Pakistani journalist Mehr Tarar, who was involved in a spat with Sunanda Pushkar just a day before the latter's death, has been questioned by the Delhi Police. Since Tarar is a Pakistani citizen, she could not be sent summons, and so the Delhi Police asked her to join the probe and cooperate, which she is said to have done in February this year.

It may be worth reiterating that Pushkar, the thrid wife of Thiruvananthapuram MP and Congress leader Shashi Tharoor, was found dead in the room of a five-star hotel in Delhi on Jan. 17, 2014, a day after she had sparred with Tarar on Twitter over the Pakistani jounralist's apparent proximity with Tharoor.

Delhi Police sources told the Indian Express that Tarar was initially told about the allegations levelled by Pushkar's friend and journalist Nalini Singh. Singh had claimed Pushkar had told her hours before her death that Tharoor had spent three days in Dubai with Tarar sometime in mid-2013. Singh had also said Sunanda had claimed she had proof of this.

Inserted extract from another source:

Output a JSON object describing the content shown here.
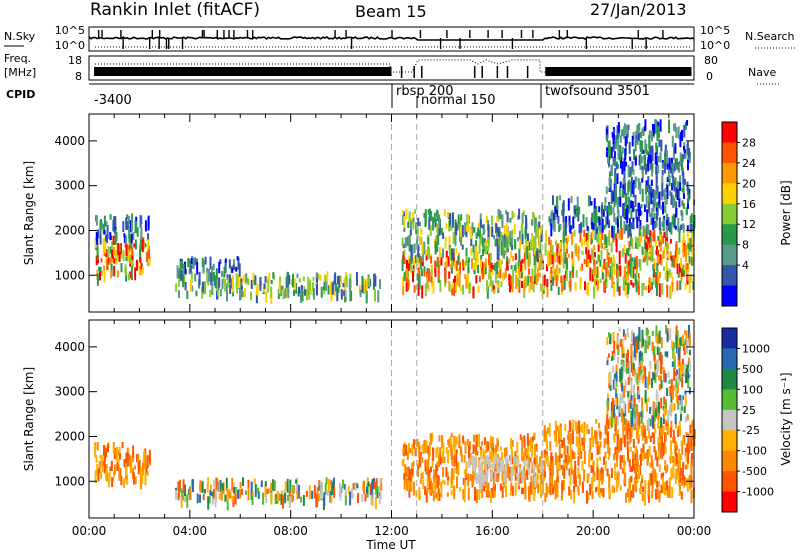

However, Tarar denied all such allegations, especially those saying she was close to Tharoor. However, she did say she had met Tharoor in 2013, but in a book exhibition. Her statement was recorded, which means the Delhi Police have now recorded the statements of all the parties believed to be involved in Pushkar's death.

However, they are still far from being able to determine exactly what killed Pushkar, let alone who did the killing. While it was initially suspected that she had died of a medical drug overdose, subsequent tests by the All India Institute of Medical Sciences (AIIMS), Delhi, that she had been killed by poison, whose presence was detected in her body.

Samples of her viscera were later sent to the Federal Bureau of Investigation for testing, and they concurred with the AIIMS report, adding that the substance was "dangerous."